Come quel personaggio dell'Underworld di Delillo. Faceva pensare che «mangiasse dentro piatti sporchi, ma piano piano ci si abituò a lui, anzi si cominciò a trovarlo molto piacevole». Così finiremo per assecondare la scomposta sciatteria di questa coalizione di governo. Rischiando l'abitudine.
L'ultimo spunto è l'incredibile «appropriazione impropria» del bonus fiscale (19 miliardi di maggiori entrate fiscali di cui il governo Prodi si è attribuito come merito). Qualche ora e all'interno della coalizione si è iniziato a ragionare su come spartirle. I fronti sono due. L'ala comunista ha subito chiesto di alleggerire la prossima Finanziaria.
La realtà non solo per noi, ma per il novantanove per cento degli economisti, è che i 19 miliardi arrivano dalla ripresa dell'economia, da alcune imposte una tantum e da una accorta politica fiscale adottata dal passato governo.
La questione grottesca è che lo scippo del bonus fiscale sta rappresentando un ulteriore motivo di divisione all'interno della sinistra. Il ministro dell'Economia prevede una Finanziaria da 35 miliardi: 20 per la riduzione del deficit e 15 per lo sviluppo. Il taglio del deficit deriverà essenzialmente dalla riduzione di spese in quattro comparti: sanità, pensioni, enti locali e pubblica amministrazione. Bruxelles pretende almeno 16/17 miliardi di misure strutturali: la ripresa economica e il conseguente miglioramento delle entrate, non hanno per i burocrati europei nulla di strutturale. A ciò si aggiunga che questo governo è entrato in carica con tassi di interesse europei al 2,5% e nel prossimo anno dovrebbero arrivare al 3,5% per la politica monetaria già adottata dalla Bce: il che fa un saldo di 10 miliardi di euro in più per pagare gli interessi sul nostro debito pubblico. In sintesi l'Europa da una parte ci chiede rigore nei conti, dall'altra ci toglie un po' di terreno sotto i piedi aumentando i tassi di interesse.

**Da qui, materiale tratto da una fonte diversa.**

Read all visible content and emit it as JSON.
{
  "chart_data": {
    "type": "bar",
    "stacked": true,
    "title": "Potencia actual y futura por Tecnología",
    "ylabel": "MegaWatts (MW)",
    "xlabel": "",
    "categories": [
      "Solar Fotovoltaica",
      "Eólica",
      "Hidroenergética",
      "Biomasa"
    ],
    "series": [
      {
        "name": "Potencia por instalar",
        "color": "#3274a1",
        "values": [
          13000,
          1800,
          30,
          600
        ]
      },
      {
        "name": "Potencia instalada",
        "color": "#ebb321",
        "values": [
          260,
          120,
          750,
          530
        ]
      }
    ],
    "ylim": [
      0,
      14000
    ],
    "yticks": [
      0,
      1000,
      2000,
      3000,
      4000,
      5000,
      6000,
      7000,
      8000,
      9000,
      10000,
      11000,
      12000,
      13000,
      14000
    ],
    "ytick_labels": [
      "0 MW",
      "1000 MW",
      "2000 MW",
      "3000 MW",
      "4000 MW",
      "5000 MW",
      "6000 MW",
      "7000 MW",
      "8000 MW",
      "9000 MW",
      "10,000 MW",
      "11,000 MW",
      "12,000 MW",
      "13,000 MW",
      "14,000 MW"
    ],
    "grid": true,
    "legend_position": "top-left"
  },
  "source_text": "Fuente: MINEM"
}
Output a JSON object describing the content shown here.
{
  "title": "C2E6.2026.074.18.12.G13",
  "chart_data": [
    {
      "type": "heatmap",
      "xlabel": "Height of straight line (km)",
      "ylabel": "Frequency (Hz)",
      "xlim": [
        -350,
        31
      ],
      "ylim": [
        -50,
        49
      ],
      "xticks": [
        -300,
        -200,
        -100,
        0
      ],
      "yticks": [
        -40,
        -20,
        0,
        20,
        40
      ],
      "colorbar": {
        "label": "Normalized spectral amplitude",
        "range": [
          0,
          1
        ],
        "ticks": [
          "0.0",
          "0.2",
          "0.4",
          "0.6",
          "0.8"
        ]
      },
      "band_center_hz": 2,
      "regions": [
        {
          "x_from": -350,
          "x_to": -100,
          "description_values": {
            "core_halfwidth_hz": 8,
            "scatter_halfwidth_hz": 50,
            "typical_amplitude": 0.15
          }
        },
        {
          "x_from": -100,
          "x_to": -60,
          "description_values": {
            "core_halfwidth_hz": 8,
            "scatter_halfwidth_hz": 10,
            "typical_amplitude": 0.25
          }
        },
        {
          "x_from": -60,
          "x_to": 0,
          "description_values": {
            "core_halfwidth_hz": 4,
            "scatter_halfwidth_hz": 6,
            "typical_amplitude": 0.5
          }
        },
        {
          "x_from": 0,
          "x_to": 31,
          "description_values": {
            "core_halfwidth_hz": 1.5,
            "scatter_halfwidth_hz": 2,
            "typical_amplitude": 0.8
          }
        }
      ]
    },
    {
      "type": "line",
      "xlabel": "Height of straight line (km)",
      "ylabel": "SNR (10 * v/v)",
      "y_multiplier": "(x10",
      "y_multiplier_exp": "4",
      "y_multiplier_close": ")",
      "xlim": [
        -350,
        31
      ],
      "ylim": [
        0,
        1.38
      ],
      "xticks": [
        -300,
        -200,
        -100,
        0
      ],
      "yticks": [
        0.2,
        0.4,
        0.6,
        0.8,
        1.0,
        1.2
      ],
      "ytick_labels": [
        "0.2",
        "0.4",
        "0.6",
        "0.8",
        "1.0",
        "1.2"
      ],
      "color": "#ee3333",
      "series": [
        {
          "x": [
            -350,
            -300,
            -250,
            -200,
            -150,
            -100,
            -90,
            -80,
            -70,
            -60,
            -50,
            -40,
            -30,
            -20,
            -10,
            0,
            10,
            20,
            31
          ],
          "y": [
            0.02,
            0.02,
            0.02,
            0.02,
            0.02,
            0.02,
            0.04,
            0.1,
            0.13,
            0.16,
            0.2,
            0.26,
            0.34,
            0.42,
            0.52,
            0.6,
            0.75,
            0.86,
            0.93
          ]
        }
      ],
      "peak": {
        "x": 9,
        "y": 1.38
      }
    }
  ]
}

In questo scenario in cui la camicia di forza è difficilmente allentabile ci sono due vie d'uscita. La prima, per semplicità definibile tremontiana, era quella di assecondare il più possibile i contabili europei, ma nel frattempo ridurre le imposte per dare vigore e spessore all'economia. Una mossa che sta pagando e dei cui frutti si compiace l'attuale esecutivo. La seconda strada per ora interpretata da Tommaso Padoa-Schioppa è quella di seguire con maggiore attenzione i diktat europei e sacrificare un po' di crescita (quella del 2007) per rimettere subito i conti a posto. Condita con il consueto accanimento fiscale, necessario corollario redistributivo, bene interpretato da Visco. In queste ore si sta facendo largo una terza via: quella appunto del gruppone sindacal-comunista dell'attuale maggioranza. È una via che passa per l'aumento delle imposte e l'intoccabilità della spesa pubblica. E il maggior gettito recuperato da Tremonti e contabilizzato dal governo Prodi, è la migliore scusa per gettare a mare l'indispensabile correzione della spesa pubblica. Sforbiciate che il governo Berlusconi è riuscito ad operare efficacemente solo nel comparto pensionistico. Trascurando, ad esempio, la pubblica amministrazione.
Il banco di prova sarà dunque la discussione sulla Finanziaria che partirà ad autunno.